Mas eu não conseguia dizer mais nada.
Eu estava cansado.
— Eu só quero morrer.
O que fez Chase chorar ainda mais.
— Jesse, por favor, vamos procurar ajuda na terapia… você precisa, eu acho que preciso também… vamos, por favor.
Eu fiquei calado, mas assenti.
— Esses meses todos eu estive em um instituto psiquiátrico, e isso me ajudou, a princípio. Agora que estou livre, vejo um psiquiatra com frequência. Não que todo dia seja fácil — sorrio.
— Dave falou com você.
— Sim. Algo do tipo.
Quando eu voltei para casa, nos primeiros dias do ano novo, ele estava ali, nos jardins, esperando. Não sei como soubera que eu estava de alta do hospital, mas ele certamente tinha seus meios. Samuel estava atrás dele, mas Dave caminhou sozinho e tremendo em minha direção, o que eu achei de imensa coragem da parte dele. Ele estava com seu caderninho em mãos, e pediu para conversar comigo.
— Vou ficar de olho.
— Mãe…
— Fique meia hora só, Jesse.
Agora eu tinha horário, que ótimo. Ao mesmo tempo, era bom ver que ela se importava.
— Eu tenho um discurso preparado, então me aguente — ele falou, enquanto Chase e Nama entravam na casa. Minha mãe ficou na janela da sala de estar, olhava para nós nos jardins. Dave começou. — Jesse, seu filho da puta desgraçado…
— Ei, como você fala assim de um enfermo?
— “Como você tem coragem de nos abandonar? Como você tem coragem de fazer isso na casa de Alex? Como você tem coragem de… repetir meus erros?” Ah, foda-se, vou improvisar.
Ele pigarreou, os olhos de mel turvos.
— Você sabe que as coisas não podem continuar desse jeito. Você não pode voltar para nossas vidas e as coisas simplesmente continuarem as mesmas.
— Eu sei que fiz merda, Dave, mas quero reatar as coisas com Alex.
— Não do jeito que vocês deixaram as coisas. Alex ficou uma merda depois que você foi embora. Não importa os motivos, você tomou uma decisão egoísta e mudou tudo. Ainda mais sem querer vê-lo no hospital.
— Eu sei.
— Você tem noção do quanto ele se culpa? Foi o estilete dele.
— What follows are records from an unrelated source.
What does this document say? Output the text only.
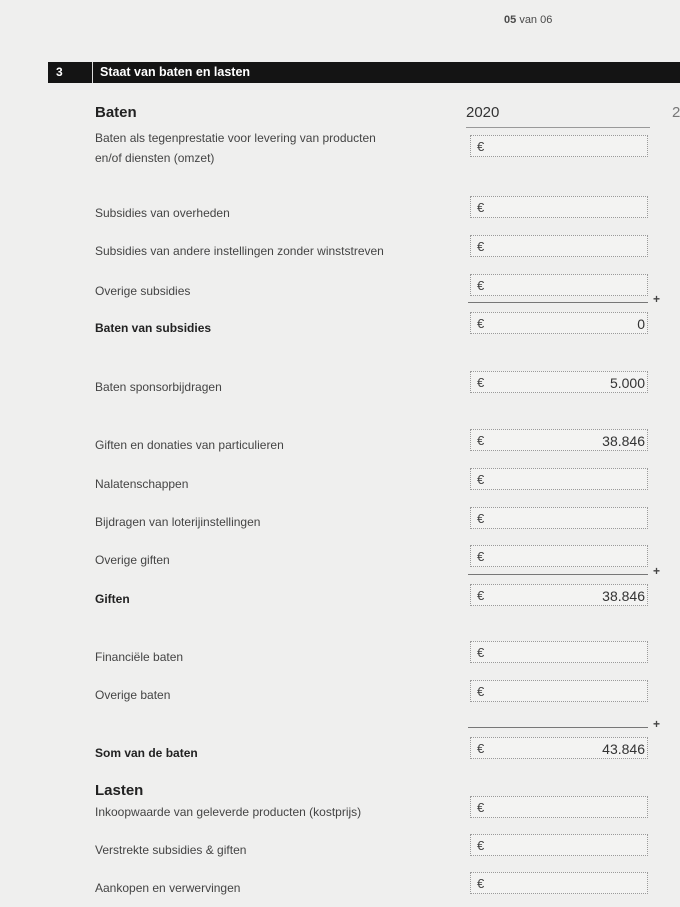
05 van 06
3	Staat van baten en lasten
Baten	2020	2
Baten als tegenprestatie voor levering van producten
en/of diensten (omzet)
€
Subsidies van overheden	€
Subsidies van andere instellingen zonder winststreven	€
Overige subsidies	€
+
Baten van subsidies	€	0
Baten sponsorbijdragen	€	5.000
Giften en donaties van particulieren	€	38.846
Nalatenschappen	€
Bijdragen van loterijinstellingen	€
Overige giften	€
+
Giften	€	38.846
Financiële baten	€
Overige baten	€
+
Som van de baten	€	43.846
Lasten
Inkoopwaarde van geleverde producten (kostprijs)	€
Verstrekte subsidies & giften	€
Aankopen en verwervingen	€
— Me parece que apenas tomei a mesma decisão que você.
Dave era fúria encarnada, mas Samuel segurou em seu ombro.
— Então é isso? Vai agourar a vida de Alex, um fantasma em forma viva?
— Não é isso que você faz? Fica de mãos dadas com ele, impedindo-o de seguir em frente?
Nós dois ficamos parados, as palavras apenas cortavam nossas peles; a cicatriz em ambos nossos pulsos, irmãs gêmeas, tinham nascido no mesmo local onde hortênsias floresciam.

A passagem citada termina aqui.